1. **Always verify configuration before running**:
   - Check cardset_id matches target
   - Verify database environment (dev vs prod)
   - Confirm date ranges match data year

2. **Pandas merge gotchas**:
   - Merging full DataFrames can corrupt object/dict columns
   - Column name conflicts create `_x` and `_y` suffixes
   - Always specify only needed columns in merge operations

3. **Type preservation matters**:
   - Explicitly set dtypes for string columns
   - Persist dtypes when loading from cache
   - Convert pandas values to Python types before operations like `min()`

4. **Position assignment logic**:
   - Always update ALL position slots to clear old data
   - DH should only appear when no defensive positions exist
   - Sort positions by innings played (primary position = most innings)

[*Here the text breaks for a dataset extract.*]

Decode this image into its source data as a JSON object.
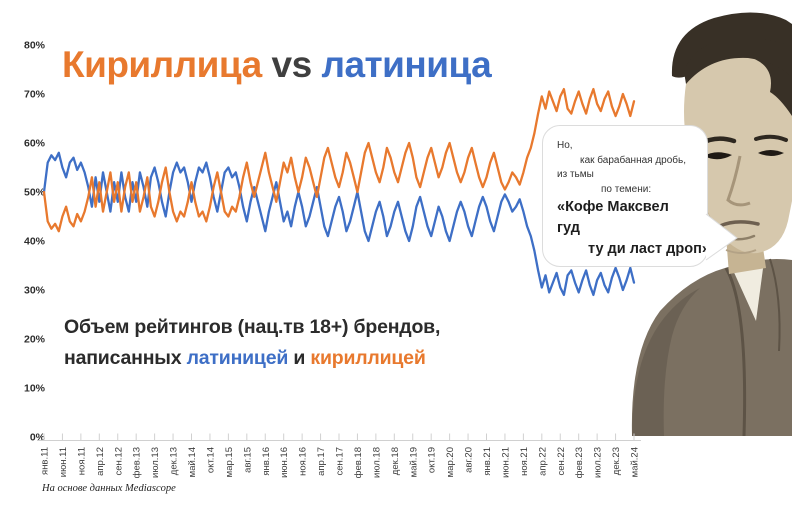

5. **Multi-team players require special handling**:
   - Baseball Reference provides per-team AND combined stats
   - Always use combined totals (2TM, 3TM, etc.)
   - Filter duplicates AFTER all data merges complete

6. **Caching strategy**:
   - Timestamp-based cache invalidation works well
   - 5 seconds preprocessing vs <1 second cached is significant
   - Store normalized data for consistency

## Maintenance Notes

**When adding new seasons**:
1. Update START_DATE/END_DATE for season year
2. Verify CARDSET_ID for target cardset
3. Ensure defense CSV files have correct column names
4. Run transformer to generate normalized cache
5. Check logs for cardset_id confirmation

**When data format changes**:
1. Update retrosheet_transformer.py transformation logic
2. Regenerate cache (delete `*_normalized.csv` files)
3. Test with small date range first
4. Verify all column dependencies still work

**Performance Monitoring**:
- Initial transformation: Should complete in <10 seconds for full season
- Cached loads: Should complete in <2 seconds
- Full pipeline: Batters + Pitchers ~1-2 minutes total